Un hechizo empezó a brillar en su palma. Sutil. Letal.

Dorion no retrocedió. Tampoco sonrió.

Estaban al borde del abismo.

Pero entonces, una voz elegante cortó la tensión como un velo en el viento.

—Rey Eldric, del Reino de Tegica…

La reina Elena avanzó con la misma calma que mostraba en sus paseos. Alzó una mano y la posó sobre la espada de su esposo, haciendo que este bajara la guardia sin decir una palabra.

—¿Podría esperar solo un día más? —preguntó, con dulzura peligrosa—. ¿O es tan urgente llevarse a la Santa en ese estado deplorable?

Eldric apretó los dientes. El control se le escapaba entre los dedos.

—¡No me hagan esto! Necesito irme ahora.

La reina lo miró por un largo segundo. Luego, asintió con una sonrisa suave.

—Está bien…

Eldric exhaló, girándose para marcharse, cuando la reina dejó caer la daga envenenada de sus palabras.

—Pero no participaremos en la próxima reunión de los Siete Reinos.

El paso de Eldric se congeló. Giró lentamente, la incredulidad pintando cada línea de su rostro.

¿Acababa de oír bien?

Eso significaba que Vilat retiraba su apoyo. Que no permitiría el uso de sus puertos. Que rompía la alianza.

Su mirada voló a Dorion… pero el rey ya no estaba ahí.

Solo quedaba un hombre mirando con devoción a su esposa. Porque en ese momento, estaba claro quién gobernaba.

No era Dorion.

—¿Habla en serio, Reina de Vilat? —gruñó Eldric, con los puños cerrados.

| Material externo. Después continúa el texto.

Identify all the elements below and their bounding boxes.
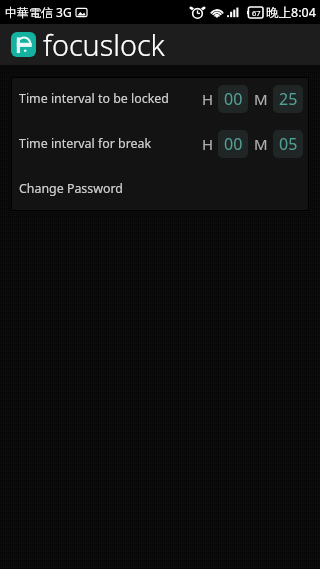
- button[interactable]: 05: [273, 130, 303, 158]
- staticText: 67: [252, 8, 261, 18]
- button[interactable]: Time interval to be locked: [11, 77, 309, 121]
- staticText: H: [202, 89, 214, 109]
- staticText: 晚上8:04: [266, 4, 316, 21]
- staticText: Time interval for break: [19, 135, 152, 152]
- button[interactable]: Change Password: [11, 166, 309, 210]
- button[interactable]: 25: [273, 85, 303, 113]
- button[interactable]: focuslock logo: [11, 32, 36, 57]
- button[interactable]: 00: [218, 85, 248, 113]
- staticText: Time interval to be locked: [19, 90, 169, 107]
- staticText: M: [254, 134, 268, 154]
- staticText: H: [202, 134, 214, 154]
- staticText: 中華電信 3G: [5, 4, 72, 20]
- button[interactable]: Time interval for break: [11, 121, 309, 166]
- staticText: focuslock: [43, 25, 165, 64]
- staticText: Change Password: [19, 180, 123, 197]
- staticText: 05: [279, 133, 298, 155]
- staticText: 00: [224, 133, 243, 155]
- staticText: 25: [279, 88, 298, 110]
- staticText: 00: [224, 88, 243, 110]
- staticText: M: [254, 89, 268, 109]
- button[interactable]: 00: [218, 130, 248, 158]
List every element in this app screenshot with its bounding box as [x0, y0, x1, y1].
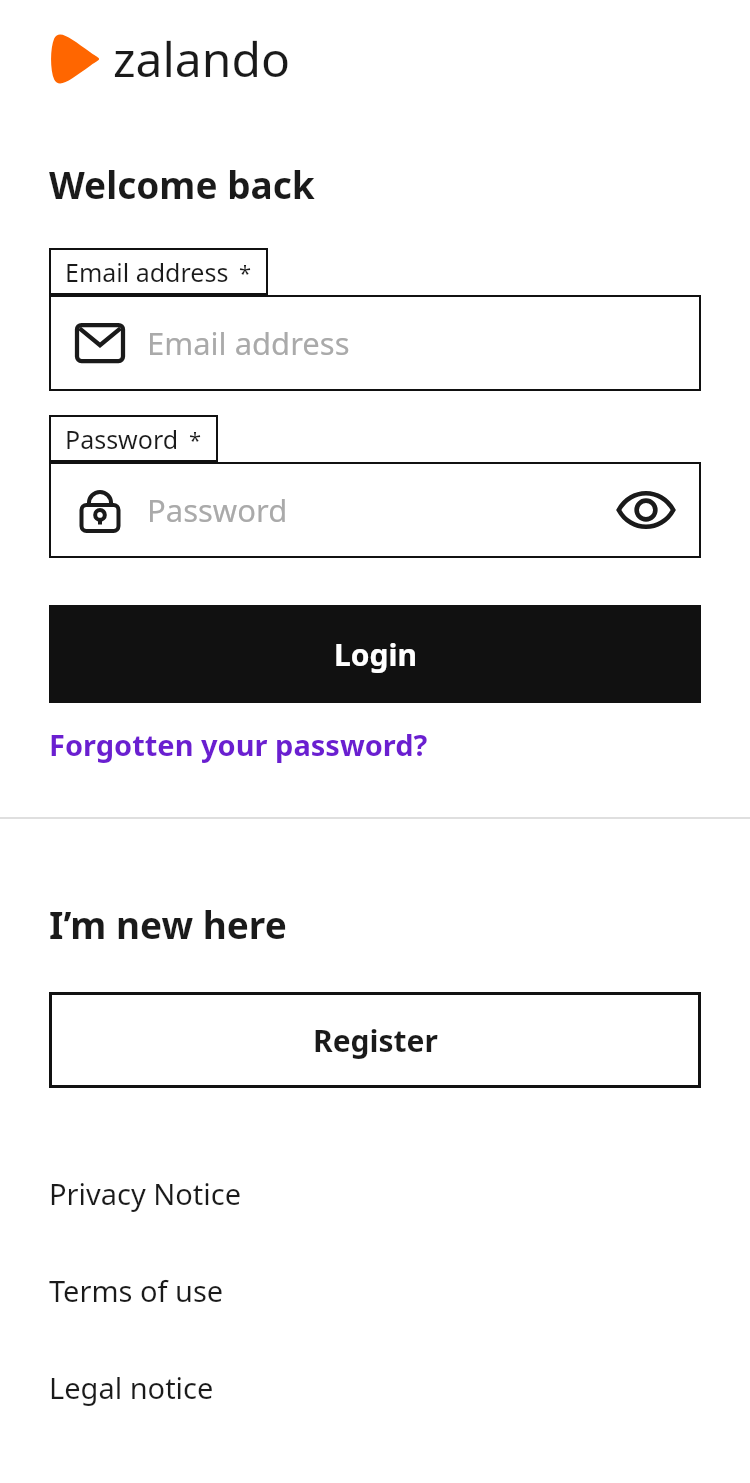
staticText: Terms of use	[49, 1271, 224, 1310]
button[interactable]: Privacy Notice	[0, 1174, 750, 1213]
staticText: Email address	[147, 322, 675, 364]
staticText: Register	[313, 1020, 438, 1061]
staticText: Email address	[65, 255, 229, 289]
staticText: Privacy Notice	[49, 1174, 242, 1213]
staticText: Login	[334, 634, 417, 675]
button[interactable]: Password	[49, 462, 701, 558]
staticText: Password	[147, 489, 617, 531]
staticText: *	[189, 424, 202, 454]
staticText: zalando	[113, 26, 291, 91]
button[interactable]: zalando	[49, 26, 291, 91]
staticText: Legal notice	[49, 1368, 214, 1407]
button[interactable]: Legal notice	[0, 1368, 750, 1407]
staticText: Welcome back	[49, 159, 315, 209]
staticText: *	[239, 257, 252, 287]
button[interactable]: Forgotten your password?	[49, 725, 428, 764]
button[interactable]: Show password	[617, 490, 675, 530]
button[interactable]: Terms of use	[0, 1271, 750, 1310]
staticText: Password	[65, 422, 179, 456]
staticText: Forgotten your password?	[49, 725, 428, 764]
button[interactable]: Register	[49, 992, 701, 1088]
staticText: I’m new here	[49, 899, 287, 949]
button[interactable]: Email address	[49, 295, 701, 391]
button[interactable]: Login	[49, 605, 701, 703]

Ella inclinó apenas la cabeza. Una sonrisa afilada curvaba sus labios.

—¿Usted qué cree, Rey de Tegica?

—¡Aaaashhhh! —El rugido frustrado de Eldric retumbó en los corredores.

—¡Un día! ¡Una noche y me la llevo! —bramó antes de marcharse a zancadas, como si cada paso evitara que el mundo se desmoronara bajo sus pies.

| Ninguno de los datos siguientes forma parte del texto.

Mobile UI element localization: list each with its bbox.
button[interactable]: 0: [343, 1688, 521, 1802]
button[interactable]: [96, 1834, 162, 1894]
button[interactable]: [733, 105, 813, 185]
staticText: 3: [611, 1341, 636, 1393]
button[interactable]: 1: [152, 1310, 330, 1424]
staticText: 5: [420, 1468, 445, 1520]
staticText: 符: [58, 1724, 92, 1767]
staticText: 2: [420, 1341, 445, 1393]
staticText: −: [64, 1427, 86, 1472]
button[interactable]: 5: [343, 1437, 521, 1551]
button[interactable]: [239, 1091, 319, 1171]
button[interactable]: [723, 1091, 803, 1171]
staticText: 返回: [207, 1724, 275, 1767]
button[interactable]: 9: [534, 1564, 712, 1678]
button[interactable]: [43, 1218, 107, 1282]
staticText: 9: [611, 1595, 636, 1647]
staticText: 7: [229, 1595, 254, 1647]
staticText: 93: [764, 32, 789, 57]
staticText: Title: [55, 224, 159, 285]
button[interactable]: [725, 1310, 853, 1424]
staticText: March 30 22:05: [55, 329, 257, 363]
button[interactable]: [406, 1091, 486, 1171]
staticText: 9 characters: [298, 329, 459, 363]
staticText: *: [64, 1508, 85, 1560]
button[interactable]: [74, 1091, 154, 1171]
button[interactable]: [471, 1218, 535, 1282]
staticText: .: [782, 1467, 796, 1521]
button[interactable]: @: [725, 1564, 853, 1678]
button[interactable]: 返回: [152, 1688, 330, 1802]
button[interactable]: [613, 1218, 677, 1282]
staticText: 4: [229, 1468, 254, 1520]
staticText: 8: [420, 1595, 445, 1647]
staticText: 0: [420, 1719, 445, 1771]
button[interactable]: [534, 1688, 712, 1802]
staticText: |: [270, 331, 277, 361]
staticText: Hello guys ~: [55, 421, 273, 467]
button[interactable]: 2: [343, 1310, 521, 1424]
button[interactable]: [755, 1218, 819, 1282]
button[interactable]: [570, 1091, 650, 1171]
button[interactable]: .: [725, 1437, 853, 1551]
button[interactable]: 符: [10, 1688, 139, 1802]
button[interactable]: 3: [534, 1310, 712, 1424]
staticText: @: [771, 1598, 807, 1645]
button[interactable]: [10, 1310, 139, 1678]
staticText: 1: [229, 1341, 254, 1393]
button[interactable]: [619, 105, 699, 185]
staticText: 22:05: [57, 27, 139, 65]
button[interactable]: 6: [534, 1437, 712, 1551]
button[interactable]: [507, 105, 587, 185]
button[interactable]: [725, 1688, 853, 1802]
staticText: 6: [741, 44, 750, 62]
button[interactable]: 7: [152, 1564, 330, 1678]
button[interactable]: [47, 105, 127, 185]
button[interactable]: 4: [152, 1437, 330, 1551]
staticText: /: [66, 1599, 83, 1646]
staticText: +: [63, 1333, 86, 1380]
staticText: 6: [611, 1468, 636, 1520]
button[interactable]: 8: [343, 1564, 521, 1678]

Loss lo vio desaparecer sin decir palabra.

Luego, giró hacia la reina.

Ella le ofreció una señal tranquila con la mano.

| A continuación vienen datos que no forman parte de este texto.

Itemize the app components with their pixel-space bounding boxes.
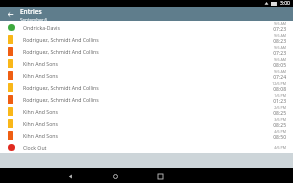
staticText: Ondricka-Davis (23, 24, 273, 31)
button[interactable]: Kihn And Sons (0, 129, 293, 141)
staticText: Rodriguez, Schmidt And Collins (23, 84, 272, 91)
staticText: Kihn And Sons (23, 120, 273, 127)
staticText: Rodriguez, Schmidt And Collins (23, 96, 273, 103)
staticText: Kihn And Sons (23, 60, 273, 67)
staticText: 2/6 PM (274, 105, 286, 110)
button[interactable]: Back (63, 169, 77, 183)
staticText: 9/6 AM (274, 33, 286, 38)
staticText: 08:05 (273, 62, 286, 69)
staticText: September 6 (20, 17, 48, 21)
staticText: 9/6 AM (274, 57, 286, 62)
button[interactable]: Back (0, 7, 20, 21)
button[interactable]: Kihn And Sons (0, 117, 293, 129)
staticText: 9/6 AM (274, 69, 286, 74)
button[interactable]: Rodriguez, Schmidt And Collins (0, 33, 293, 45)
button[interactable]: Home (108, 169, 122, 183)
staticText: 08:50 (273, 134, 286, 141)
staticText: 08:23 (273, 38, 286, 45)
staticText: 12/6 PM (272, 81, 286, 86)
staticText: 1/6 PM (274, 93, 286, 98)
button[interactable]: Rodriguez, Schmidt And Collins (0, 93, 293, 105)
staticText: Kihn And Sons (23, 132, 273, 139)
button[interactable]: Recents (153, 169, 167, 183)
staticText: 08:25 (273, 110, 286, 117)
button[interactable]: Clock Out (0, 141, 293, 153)
staticText: 07:23 (273, 26, 286, 33)
staticText: Rodriguez, Schmidt And Collins (23, 36, 273, 43)
staticText: 01:23 (273, 98, 286, 105)
button[interactable]: Rodriguez, Schmidt And Collins (0, 81, 293, 93)
staticText: Entries (20, 7, 42, 16)
button[interactable]: Kihn And Sons (0, 69, 293, 81)
staticText: 3:00 (280, 0, 290, 7)
staticText: 3/6 PM (274, 117, 286, 122)
button[interactable]: Ondricka-Davis (0, 21, 293, 33)
staticText: 08:25 (273, 122, 286, 129)
button[interactable]: Kihn And Sons (0, 105, 293, 117)
staticText: Clock Out (23, 144, 274, 151)
staticText: Kihn And Sons (23, 108, 273, 115)
button[interactable]: Kihn And Sons (0, 57, 293, 69)
button[interactable]: Rodriguez, Schmidt And Collins (0, 45, 293, 57)
staticText: 9/6 AM (274, 21, 286, 26)
staticText: 07:23 (273, 50, 286, 57)
staticText: 9/6 AM (274, 45, 286, 50)
staticText: Kihn And Sons (23, 72, 273, 79)
staticText: 07:24 (273, 74, 286, 81)
staticText: 4/6 PM (274, 129, 286, 134)
staticText: 08:08 (273, 86, 286, 93)
staticText: 4/6 PM (274, 145, 286, 150)
staticText: Rodriguez, Schmidt And Collins (23, 48, 273, 55)
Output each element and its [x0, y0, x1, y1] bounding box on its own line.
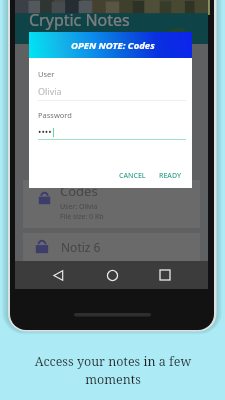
staticText: User: [38, 69, 55, 79]
button[interactable]: Notiz 6: [23, 233, 200, 261]
staticText: CANCEL: [119, 171, 146, 181]
staticText: Notiz 6: [61, 239, 101, 255]
staticText: User: Olivia: [60, 202, 98, 212]
button[interactable]: Home: [101, 264, 123, 286]
staticText: Cryptic Notes: [29, 9, 130, 31]
staticText: File size: 0 Kb: [60, 212, 104, 222]
staticText: Access your notes in a few moments: [23, 353, 203, 388]
staticText: Codes: [60, 182, 98, 200]
staticText: OPEN NOTE: Codes: [71, 39, 155, 52]
button[interactable]: Back: [47, 264, 69, 286]
staticText: Olivia: [38, 85, 62, 97]
button[interactable]: READY: [155, 168, 186, 184]
staticText: ••••: [38, 125, 52, 137]
button[interactable]: Recent apps: [154, 264, 176, 286]
staticText: Password: [38, 110, 72, 120]
button[interactable]: Codes: [23, 180, 200, 228]
button[interactable]: CANCEL: [115, 168, 150, 184]
staticText: READY: [159, 171, 182, 181]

—Sígueme… hay que dejarla descansar.

Loss la siguió por un pasillo alejado, más silencioso, hasta un rincón olvidado del palacio. Allí, tras una gran puerta de hierro forjado, se extendía un invernadero de cristal y oro.

La luz del sol atravesaba los vitrales polvorientos, bañando el lugar en un resplandor suave y nostálgico. Las flores estaban muertas, los árboles caídos. La tierra, agrietada por el abandono.

Pero en el centro, como una joya enterrada, había vida.

Un nido de mantas de colores brillantes, cojines bordados con hilos dorados, velos de seda que danzaban con la brisa.